Franked investment income (FII) | Practical Law

Franked investment income (FII)

Franked investment income (FII)

Practical Law UK Glossary 0-107-5792 (Approx. 3 pages)

Glossary

Franked investment income (FII)

Before 6 April 1999, if two UK resident companies were not part of the same group and one made a distribution to the other, the payer would usually have to account to HMRC for advance corporation tax (ACT). However, the recipient company did not have to pay corporation tax on the distribution, which, in its hands, was called franked investment income (FII). A company in receipt of FII could use that to frank the ACT liability that would otherwise arise on distributions made to its own shareholders (within certain limits).
Special rules applied to foreign income dividends and international headquarters companies.
From 6 April 1999, ACT ceased to be payable in respect of qualifying dividends.
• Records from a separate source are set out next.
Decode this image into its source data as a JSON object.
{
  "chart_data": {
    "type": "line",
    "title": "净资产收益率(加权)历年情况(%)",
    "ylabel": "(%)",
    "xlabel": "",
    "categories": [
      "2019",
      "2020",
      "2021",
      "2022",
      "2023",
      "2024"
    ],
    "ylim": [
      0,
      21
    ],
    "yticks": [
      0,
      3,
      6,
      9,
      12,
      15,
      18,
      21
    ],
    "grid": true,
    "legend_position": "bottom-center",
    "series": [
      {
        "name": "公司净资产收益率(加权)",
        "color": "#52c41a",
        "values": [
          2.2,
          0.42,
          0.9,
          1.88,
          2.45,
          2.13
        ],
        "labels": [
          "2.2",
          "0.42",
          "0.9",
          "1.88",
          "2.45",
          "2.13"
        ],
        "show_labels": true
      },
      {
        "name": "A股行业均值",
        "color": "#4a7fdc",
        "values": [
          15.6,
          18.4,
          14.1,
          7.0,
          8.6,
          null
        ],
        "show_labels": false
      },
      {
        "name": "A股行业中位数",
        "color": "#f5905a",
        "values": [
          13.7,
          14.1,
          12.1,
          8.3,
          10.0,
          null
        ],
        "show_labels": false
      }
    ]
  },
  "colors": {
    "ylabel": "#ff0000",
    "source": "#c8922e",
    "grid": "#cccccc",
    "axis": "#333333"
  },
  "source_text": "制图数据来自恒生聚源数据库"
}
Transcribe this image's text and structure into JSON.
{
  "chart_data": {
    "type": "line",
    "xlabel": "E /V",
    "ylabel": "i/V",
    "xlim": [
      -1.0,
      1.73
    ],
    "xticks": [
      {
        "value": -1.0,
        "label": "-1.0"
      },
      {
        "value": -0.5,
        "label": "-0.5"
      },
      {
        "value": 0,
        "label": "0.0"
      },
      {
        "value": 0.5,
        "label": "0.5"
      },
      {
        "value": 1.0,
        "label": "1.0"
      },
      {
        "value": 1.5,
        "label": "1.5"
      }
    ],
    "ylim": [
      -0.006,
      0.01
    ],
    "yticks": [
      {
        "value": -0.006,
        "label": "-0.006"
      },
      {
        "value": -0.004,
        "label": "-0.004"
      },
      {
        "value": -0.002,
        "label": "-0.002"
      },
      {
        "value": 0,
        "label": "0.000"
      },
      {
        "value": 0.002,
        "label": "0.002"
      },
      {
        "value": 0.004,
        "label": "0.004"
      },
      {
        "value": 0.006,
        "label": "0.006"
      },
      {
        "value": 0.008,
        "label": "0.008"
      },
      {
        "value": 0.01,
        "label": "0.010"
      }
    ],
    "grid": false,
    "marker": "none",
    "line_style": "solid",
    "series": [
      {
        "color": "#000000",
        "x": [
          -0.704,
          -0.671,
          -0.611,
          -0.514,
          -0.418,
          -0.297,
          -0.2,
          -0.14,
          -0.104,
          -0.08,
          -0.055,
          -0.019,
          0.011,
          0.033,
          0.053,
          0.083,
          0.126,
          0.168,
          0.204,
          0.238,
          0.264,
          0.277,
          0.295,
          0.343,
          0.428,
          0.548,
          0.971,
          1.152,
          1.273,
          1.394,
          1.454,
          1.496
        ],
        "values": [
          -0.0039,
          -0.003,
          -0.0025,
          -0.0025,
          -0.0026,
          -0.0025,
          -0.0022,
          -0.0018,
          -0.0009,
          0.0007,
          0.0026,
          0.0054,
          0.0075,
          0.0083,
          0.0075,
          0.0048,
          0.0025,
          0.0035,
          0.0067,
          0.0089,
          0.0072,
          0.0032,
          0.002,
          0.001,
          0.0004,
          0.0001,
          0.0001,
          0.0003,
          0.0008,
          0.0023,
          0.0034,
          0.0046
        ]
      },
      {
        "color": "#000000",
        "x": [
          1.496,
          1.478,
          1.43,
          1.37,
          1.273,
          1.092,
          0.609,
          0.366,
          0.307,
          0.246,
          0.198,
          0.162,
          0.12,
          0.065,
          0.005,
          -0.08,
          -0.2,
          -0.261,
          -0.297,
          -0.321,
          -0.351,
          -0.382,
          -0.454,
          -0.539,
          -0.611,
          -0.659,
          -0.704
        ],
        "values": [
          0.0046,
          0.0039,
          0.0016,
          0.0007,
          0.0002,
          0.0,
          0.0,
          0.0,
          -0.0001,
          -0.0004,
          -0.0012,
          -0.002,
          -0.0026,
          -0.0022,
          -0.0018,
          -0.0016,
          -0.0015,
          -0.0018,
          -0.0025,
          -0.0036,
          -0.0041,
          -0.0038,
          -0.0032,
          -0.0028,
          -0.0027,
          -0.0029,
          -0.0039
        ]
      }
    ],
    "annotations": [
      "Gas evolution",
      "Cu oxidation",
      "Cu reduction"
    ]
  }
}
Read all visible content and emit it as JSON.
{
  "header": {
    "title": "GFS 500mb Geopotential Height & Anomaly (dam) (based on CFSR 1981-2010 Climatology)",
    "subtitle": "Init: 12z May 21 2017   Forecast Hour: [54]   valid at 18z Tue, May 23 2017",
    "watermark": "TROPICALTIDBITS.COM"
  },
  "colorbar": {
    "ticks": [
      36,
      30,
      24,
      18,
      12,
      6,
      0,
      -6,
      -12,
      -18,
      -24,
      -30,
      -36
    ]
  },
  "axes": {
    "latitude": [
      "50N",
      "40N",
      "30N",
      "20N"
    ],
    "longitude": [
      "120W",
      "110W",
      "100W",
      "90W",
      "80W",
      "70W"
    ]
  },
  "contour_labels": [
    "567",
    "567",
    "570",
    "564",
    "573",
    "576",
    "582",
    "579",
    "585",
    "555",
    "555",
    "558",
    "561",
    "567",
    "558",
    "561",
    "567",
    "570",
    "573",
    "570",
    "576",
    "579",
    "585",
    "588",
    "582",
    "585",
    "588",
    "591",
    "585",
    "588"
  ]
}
Even so, the concept of FII continued and a shadow ACT regime was introduced to provide companies with unrelieved surplus ACT with a means of setting off the surplus ACT against corporation tax. In determining the amount of surplus ACT that a company could set off, shadow ACT (that is, notional ACT) was first required to be notionally set against corporation tax before any surplus ACT could be used. For more detail on shadow ACT, see Practice note, Shadow ACT.
At the same time as the Finance Act 2016 changed the taxation of dividend income for individual recipients with the withdrawal of the tax credit attaching to dividends, the concept of FII was removed from the Corporation Tax Acts. As FII is an essential element in computing the amount of unrelieved surplus ACT a company may use under the shadow ACT regime, the shadow ACT regime created the concept of "qualifying investment income", which performs the same role within the shadow ACT regime as that previously performed by FII.